A few weeks ago, I wrote that the Knicks had one of the NBA’s deepest frontcourts. Obviously, whether or not they would be able to live up to their potential depended on whether or not they would be able to stay healthy.

Because of Hurricane Sandy, as I write this, the Knicks are one of the NBA’s seven teams who are yet to play a game.

We know that Amar’e Stoudemire is going to be out for the foreseeable future.
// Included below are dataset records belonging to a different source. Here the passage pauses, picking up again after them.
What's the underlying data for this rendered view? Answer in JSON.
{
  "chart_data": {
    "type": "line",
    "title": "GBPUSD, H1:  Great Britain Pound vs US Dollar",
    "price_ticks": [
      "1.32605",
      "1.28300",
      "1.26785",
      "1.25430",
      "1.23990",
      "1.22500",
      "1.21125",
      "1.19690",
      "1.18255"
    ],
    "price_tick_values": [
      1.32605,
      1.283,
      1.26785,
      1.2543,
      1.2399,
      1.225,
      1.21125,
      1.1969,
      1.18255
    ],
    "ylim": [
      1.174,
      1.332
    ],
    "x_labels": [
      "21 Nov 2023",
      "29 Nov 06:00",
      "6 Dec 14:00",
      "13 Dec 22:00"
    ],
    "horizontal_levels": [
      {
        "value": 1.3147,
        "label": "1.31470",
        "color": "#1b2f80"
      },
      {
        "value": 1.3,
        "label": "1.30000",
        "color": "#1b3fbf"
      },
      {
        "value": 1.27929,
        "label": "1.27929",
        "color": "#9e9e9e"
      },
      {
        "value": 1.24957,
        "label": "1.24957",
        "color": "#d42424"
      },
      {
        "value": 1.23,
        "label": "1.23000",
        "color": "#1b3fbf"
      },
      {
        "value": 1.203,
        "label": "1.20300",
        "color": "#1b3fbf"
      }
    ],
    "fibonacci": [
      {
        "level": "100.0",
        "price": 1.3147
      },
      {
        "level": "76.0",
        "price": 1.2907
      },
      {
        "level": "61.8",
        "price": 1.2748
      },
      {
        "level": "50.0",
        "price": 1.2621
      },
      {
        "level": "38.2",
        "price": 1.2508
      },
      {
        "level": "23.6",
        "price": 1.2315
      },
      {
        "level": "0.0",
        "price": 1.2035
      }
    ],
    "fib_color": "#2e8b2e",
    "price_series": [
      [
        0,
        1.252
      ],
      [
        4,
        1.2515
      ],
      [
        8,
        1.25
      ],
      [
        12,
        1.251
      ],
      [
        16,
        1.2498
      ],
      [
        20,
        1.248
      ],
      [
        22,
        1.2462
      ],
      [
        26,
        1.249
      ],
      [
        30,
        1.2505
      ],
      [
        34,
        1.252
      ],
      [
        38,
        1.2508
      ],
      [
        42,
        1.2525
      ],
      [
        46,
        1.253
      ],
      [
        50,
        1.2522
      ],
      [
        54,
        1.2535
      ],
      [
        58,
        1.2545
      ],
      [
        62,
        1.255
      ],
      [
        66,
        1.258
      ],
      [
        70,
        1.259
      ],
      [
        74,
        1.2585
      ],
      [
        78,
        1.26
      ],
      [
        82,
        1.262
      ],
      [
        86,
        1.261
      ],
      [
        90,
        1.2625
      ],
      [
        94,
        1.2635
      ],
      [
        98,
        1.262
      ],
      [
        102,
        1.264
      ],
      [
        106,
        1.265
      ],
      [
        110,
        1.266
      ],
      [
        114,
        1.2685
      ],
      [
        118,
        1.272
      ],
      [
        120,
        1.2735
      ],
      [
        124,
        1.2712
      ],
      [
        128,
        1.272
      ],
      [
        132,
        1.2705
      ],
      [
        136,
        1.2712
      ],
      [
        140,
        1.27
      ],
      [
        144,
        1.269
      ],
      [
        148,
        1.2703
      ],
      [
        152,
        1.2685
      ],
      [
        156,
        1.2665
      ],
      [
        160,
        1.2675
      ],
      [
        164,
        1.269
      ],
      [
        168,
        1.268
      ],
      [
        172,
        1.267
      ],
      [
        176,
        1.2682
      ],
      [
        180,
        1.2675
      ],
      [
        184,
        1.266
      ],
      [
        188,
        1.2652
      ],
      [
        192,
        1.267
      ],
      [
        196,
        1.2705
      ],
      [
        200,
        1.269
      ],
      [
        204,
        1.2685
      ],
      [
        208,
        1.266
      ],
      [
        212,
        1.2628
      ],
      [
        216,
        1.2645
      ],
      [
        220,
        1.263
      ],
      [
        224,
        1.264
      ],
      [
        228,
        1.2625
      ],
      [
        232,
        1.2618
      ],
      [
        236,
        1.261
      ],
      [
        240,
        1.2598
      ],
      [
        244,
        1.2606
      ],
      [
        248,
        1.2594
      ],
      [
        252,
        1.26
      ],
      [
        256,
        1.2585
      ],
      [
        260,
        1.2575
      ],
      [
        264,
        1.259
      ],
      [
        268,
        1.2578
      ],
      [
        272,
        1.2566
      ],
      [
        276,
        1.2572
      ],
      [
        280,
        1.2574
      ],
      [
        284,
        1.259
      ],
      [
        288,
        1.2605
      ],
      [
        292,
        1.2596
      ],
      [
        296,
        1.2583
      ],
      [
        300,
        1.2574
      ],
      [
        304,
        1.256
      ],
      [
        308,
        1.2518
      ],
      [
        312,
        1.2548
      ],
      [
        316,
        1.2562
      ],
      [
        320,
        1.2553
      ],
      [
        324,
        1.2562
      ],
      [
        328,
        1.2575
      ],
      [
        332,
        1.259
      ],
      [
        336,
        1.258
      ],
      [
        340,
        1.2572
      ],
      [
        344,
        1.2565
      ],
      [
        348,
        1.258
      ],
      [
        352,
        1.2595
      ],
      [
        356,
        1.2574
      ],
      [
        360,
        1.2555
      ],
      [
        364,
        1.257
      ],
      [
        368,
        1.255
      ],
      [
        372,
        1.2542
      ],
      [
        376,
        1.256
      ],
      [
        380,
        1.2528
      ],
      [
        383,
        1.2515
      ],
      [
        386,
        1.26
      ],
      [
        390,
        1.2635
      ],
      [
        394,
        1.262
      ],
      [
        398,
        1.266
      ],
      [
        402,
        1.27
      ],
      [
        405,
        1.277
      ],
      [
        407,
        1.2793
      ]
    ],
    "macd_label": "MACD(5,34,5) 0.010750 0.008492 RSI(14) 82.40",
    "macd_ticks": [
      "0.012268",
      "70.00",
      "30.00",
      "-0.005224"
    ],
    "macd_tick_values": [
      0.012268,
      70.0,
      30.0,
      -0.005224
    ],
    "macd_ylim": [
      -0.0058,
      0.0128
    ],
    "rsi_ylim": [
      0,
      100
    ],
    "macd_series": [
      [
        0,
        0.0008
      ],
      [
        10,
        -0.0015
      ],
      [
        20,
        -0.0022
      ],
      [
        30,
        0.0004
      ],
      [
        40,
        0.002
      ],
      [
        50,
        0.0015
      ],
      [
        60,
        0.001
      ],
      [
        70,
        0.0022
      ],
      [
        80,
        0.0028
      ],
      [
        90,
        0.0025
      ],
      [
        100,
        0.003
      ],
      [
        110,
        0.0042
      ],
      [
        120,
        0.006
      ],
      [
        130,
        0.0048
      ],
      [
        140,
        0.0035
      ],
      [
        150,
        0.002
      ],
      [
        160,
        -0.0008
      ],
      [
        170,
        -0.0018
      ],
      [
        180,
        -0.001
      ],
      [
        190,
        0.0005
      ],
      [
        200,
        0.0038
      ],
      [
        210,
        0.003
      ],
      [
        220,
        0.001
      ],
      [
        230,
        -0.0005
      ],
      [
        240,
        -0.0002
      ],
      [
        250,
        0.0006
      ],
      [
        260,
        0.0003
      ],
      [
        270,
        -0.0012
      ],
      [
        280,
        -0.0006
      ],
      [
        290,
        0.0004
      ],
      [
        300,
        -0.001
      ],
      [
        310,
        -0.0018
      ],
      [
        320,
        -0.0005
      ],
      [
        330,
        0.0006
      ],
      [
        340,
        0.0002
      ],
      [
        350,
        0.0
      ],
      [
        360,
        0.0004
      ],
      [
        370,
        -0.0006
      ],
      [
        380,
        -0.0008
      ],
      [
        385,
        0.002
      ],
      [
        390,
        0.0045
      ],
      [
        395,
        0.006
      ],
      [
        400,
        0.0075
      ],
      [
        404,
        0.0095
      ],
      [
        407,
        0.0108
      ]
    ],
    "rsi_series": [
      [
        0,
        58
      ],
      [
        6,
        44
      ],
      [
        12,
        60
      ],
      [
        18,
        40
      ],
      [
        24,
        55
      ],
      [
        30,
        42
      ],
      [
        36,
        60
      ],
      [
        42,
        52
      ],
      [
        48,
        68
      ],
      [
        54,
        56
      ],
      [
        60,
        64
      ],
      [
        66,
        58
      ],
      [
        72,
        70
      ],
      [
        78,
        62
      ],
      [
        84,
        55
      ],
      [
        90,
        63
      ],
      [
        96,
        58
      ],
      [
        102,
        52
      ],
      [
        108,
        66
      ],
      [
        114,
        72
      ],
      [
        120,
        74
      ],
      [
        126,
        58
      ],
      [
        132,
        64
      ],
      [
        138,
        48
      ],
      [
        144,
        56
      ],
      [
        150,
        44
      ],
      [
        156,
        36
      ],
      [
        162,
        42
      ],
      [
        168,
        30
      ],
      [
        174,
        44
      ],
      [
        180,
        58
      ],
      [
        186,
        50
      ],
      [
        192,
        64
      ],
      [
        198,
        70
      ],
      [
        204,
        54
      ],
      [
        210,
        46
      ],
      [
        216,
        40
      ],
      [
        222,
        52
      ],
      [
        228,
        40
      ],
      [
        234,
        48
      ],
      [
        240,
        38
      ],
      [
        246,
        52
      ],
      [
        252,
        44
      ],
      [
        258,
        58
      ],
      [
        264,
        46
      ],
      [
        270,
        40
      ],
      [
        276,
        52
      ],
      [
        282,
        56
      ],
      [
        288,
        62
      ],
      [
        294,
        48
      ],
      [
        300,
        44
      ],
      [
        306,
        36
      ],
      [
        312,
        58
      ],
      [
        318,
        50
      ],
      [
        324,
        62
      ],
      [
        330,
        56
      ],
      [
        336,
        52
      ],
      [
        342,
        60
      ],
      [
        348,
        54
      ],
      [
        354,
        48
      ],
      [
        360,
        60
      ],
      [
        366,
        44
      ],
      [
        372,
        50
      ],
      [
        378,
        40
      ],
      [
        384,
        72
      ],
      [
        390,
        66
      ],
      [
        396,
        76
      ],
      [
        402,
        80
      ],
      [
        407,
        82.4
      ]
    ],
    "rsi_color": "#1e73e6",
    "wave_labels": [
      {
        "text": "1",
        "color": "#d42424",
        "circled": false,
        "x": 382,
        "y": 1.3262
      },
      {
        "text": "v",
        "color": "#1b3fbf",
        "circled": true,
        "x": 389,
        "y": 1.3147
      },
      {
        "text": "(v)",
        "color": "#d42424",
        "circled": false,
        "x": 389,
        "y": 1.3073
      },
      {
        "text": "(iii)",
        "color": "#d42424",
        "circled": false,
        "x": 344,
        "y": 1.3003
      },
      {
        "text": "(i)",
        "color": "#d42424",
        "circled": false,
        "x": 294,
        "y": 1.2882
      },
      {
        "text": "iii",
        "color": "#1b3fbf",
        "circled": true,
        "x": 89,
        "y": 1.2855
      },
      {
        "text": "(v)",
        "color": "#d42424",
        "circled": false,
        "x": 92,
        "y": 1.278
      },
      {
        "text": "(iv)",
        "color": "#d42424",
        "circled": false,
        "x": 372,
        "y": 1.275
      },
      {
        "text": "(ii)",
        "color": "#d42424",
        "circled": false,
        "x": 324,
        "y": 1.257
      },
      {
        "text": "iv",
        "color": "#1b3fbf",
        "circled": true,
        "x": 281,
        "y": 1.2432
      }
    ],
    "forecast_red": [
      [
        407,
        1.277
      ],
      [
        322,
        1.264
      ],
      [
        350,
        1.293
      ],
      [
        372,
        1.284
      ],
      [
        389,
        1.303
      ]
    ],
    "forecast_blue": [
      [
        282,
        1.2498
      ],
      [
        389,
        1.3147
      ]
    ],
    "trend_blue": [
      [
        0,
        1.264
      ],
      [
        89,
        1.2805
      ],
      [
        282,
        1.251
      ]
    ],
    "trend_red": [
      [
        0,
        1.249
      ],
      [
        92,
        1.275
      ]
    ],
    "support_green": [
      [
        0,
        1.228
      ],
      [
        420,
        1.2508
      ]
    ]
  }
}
He’s expected to miss at least six weeks after undergoing a left knee debridement.

That poses an interesting dilemma for the Knicks, but not necessarily for the reason that most people think. The Knicks will be fine without Stoudemire.

It’s what they do with him when he’s able to return that should concern Knicks fans.

When Mike Woodson took over as interim coach on March 14, the Knicks had lost six games in a row and were 18-24.

Under Woodson, they won 18 of their final 24 games and finished a respectable 36-30.

With both Stoudemire and Anthony in the lineup, Woodson’s Knicks were 9-2. Without Stoudemire, they were 9-4. With Stoudemire, the two losses came at Toronto and at Cleveland, while the four losses without him were at Atlanta, at Chicago, at Indiana and vs. Miami.

Without Stoudemire, Anthony played a lot of power forward for the Knicks and flourished – earning NBA Player of the Month for April.

Without Stoudemire, we have seen Anthony be an effective and efficient scorer. And without both Stoudemire and Jeremy Lin (who was nursing his own injury), Anthony led the Knicks to wins through a very tough stretch. He did that despite his team needing heavy minutes from Baron Davis, Mike Bibby, Landry Fields and Jared Jeffries.

This season, Anthony’s supporting cast is much improved, so it’s reasonable to think that without Stoudemire, he should have similar success. Raymond Felton and Jason Kidd should allow Anthony to play off of the ball a bit more, and the defense should be improved with the additions of Ronnie Brewer and Marcus Camby.

If Rasheed Wallace, Kurt Thomas and Chris Copeland can provide the Knicks with semi-reliable mid-range shooting and solid rebounding, they should be able to approach 50 wins – without Stoudemire.

But what about with him?

The timetable for Stoudemire’s return has been set at six to eight weeks. On the low end, the Knicks will have played 20 games without him. On the high end, the number would be closer to 30.

With nine new faces, it could take the Knicks that long to gel. And if through 20 games, they managed to go 14-6, what do you do when Stoudemire returns? Through 30 games, what if they are 23-7? It’s highly improbable, but if they are successful with Anthony playing the power forward position, do you blow that up as soon as Stoudemire is ready to return?